Qu’est ce qu’un reportage en bande dessinée ?

Tout au long de l’ouvrage, Joe Sacco met en image les témoignages de palestiniens qu’il a personnellement rencontré et qui lui ont raconté ce qu’il s’est passé le 12 novembre 1956 dans le camp de réfugiés palestiniens de Rafah. Selon ces témoins, les soldats israéliens sont entrés dans Rafah et ont rassemblé et brutalisé tous les hommes adultes du camp. Cette opération de tri, visant à rechercher des fedayins et des soldats égyptiens a conduit quarante à soixante personnes à la mort.
Il a alterné ces témoignages avec des séquences relatant son enquête dans la Gaza contemporaine, à la recherche de témoins directs. Dans ces passages, il nous renseigne aussi sur la vie à Gaza aujourd’hui telle qu’il l’a vécue pendant les mois de son enquête : les destructions de maisons, les tirs des soldats israéliens la nuit, les barrages routiers…
Dans chacun de ces deux fils narratifs Joe Sacco procède à la transcription en bande dessinée de deux «objets journalistiques» : ce qui lui est raconté pour ce qui concerne 1956 et ce qu’il voit, entend et vit pour ce qui concerne la période contemporaine.
S’ajoute un troisième fil narratif : l’histoire du reportage lui-même, puisque l’on assiste aux interviews des témoins, et aux différentes étapes du travail journalistique de Joe Sacco.

C’est le tissage de ces trois fils narratifs qui donne toute sa force à ce livre. Avec talent, Joe Sacco parvient à tisser tous ces fils narratifs au fil de son livre, parfois au cœur d’une seule planche. Ainsi, dans la page 94, on peut voir des registres d’images ressortissant à chacun de ces fils : Saleh (le témoin que Joe Sacco est en train d’interviewer) en voix off, accompagné d’images de lui jeune en 1956, Saleh agé en train de parler lors de l’interview (dans les années 2000), Joe Sacco en voix off accompagné d’images de Saleh âgé et enfin Joe Sacco en voix off accompagné d’images de Saleh en 1956… Des indices permettent au lecteur de s’y retrouver dans cette page dont la lecture pourrait paraître complexe : l’utilisation de bulles ou de réserves rectangulaires pour accueillir les textes, l’utilisation des guillemets lorsque Sacco cite Saleh en voix off, l’alternance de la première et de la troisième personne…

Quelle foi apporter à une image dessinée ?

Il se pose une question : quelle foi apporter à ces images ? On peut récuser ce reportage car il s’agit de dessins issus de l’imagination de Joe Sacco : il nous impose des images d’une réalité que ni lui ni nous n’avons vue, et ce faisant, il manipule nos émotions…
Se poserait on la même question avec un reportage écrit ? Et se pose-t-on la question avec un reportage filmé ? Et pourtant, le reporter qui nous propose un texte choisit ses mots et choisit ce qu’il veut dire et ne pas dire, et un reportage filmé est tout aussi susceptible d’utiliser le hors champ et le montage pour livrer une vision partiale…
D’ailleurs, il est intéressant de constater que Joe Sacco joue aussi de différents registres d’images.

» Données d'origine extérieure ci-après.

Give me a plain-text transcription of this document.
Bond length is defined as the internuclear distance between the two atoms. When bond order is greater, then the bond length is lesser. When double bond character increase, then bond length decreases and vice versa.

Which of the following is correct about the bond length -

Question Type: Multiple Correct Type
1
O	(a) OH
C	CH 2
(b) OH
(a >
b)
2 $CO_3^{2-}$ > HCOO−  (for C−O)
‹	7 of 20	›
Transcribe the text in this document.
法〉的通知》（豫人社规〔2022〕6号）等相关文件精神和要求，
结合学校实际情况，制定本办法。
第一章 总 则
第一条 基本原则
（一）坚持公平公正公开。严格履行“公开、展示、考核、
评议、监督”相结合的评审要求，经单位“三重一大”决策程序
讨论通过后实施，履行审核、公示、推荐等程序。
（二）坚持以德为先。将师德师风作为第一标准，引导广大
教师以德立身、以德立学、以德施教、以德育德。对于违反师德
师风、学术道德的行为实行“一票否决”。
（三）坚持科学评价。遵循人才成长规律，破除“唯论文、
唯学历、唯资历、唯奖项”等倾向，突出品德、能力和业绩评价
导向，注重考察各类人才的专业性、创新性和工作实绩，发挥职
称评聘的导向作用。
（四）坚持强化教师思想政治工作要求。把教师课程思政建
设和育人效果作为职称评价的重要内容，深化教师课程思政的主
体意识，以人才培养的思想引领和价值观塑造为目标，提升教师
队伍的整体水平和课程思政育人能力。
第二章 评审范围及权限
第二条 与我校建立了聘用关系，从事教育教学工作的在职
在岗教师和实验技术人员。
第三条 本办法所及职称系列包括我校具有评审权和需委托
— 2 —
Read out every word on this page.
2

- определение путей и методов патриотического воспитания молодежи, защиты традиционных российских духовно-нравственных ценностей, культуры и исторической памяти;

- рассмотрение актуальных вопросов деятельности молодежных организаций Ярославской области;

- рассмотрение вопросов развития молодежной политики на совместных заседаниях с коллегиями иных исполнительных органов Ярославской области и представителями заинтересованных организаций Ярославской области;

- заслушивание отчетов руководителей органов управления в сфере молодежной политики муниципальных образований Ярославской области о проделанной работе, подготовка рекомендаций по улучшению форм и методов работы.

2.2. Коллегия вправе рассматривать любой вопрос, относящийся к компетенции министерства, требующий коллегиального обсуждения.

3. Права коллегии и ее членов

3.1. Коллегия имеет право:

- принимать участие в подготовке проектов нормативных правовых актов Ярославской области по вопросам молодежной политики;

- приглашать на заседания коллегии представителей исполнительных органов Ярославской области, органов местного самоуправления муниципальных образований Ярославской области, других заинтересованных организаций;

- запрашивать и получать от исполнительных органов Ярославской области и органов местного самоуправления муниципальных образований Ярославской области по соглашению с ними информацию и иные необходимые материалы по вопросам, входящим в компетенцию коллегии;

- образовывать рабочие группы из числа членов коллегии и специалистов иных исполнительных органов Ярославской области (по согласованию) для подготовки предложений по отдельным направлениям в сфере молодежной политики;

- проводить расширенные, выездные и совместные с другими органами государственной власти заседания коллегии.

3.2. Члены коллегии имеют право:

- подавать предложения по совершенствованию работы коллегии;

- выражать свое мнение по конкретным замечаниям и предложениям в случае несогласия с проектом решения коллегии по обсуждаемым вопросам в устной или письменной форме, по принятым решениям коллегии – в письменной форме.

On connaît son style graphique, son dessin semi-réaliste acceptant des déformations morphologiques poussées, son utilisation des trames et des hachures dans des compositions très travaillées et très expressives. On remarque moins souvent que les dessins qu’il propose se réfèrent à des catégories d’images très variées. Ainsi, dans la page 94 que nous avons déjà évoquée, on peut d’abord voir des images conçues pour impressionner, utilisant des techniques de bande dessinée : fond noir, halo autour des personnages, visages déformés par la frayeur, vision subjective par dessus les fusils dans la première case, par exemple. La troisième image et la dernière, montrant des cadavres étendus au sol se dispensent en revanche d’effets de dramatisation complémentaires, se référant plutôt à des images de reportage photos. Quant aux gros plans sur le visage et la main de Saleh, qui ponctuent la page, ils semblent plutôt empruntés au vocabulaire du reportage filmé, où ils sont utilisés pour apporter un surplus de crédibilité au témoignage (je vois celui qui parle, je vois les séquelles de ses blessures)

La visualisation des différentes versions

A ceux qui doutent de la pertinence d’un reportage en bande dessinée, la dernière case de la page 384 du Gaza 1956, de Joe Sacco devrait apporter un argument déterminant.
Tout au long de l’ouvrage, Sacco transcrit en bande dessinée les témoignages qui lui sont rapportés ainsi que la façon dont il les a recueillis et sélectionnés (manifestement, il en a disqualifiés certains).
Et soudain, page 384, il met en image la version officielle fournie par l’armée israélienne dans un document : Une foule de palestiniens se livraient au pillage et les soldats israéliens, cédant à la panique, ont ouvert le feu…
Cette planche permet de mettre à égalité (en terme d’images) les deux versions. Bien sûr, les témoignages de palestiniens sont beaucoup plus nombreux et occupent un plus grand nombre de planches. Mais finalement, les proportions sont respectées : Sacco laisse une chance à la version des militaires israéliens en lui donnant les mêmes armes graphiques. Au final, il ressort ce qui doit ressortir : le journaliste a recueilli de très nombreux témoignages convergeant vers une version de l’événement, et très peu étayant l’autre version.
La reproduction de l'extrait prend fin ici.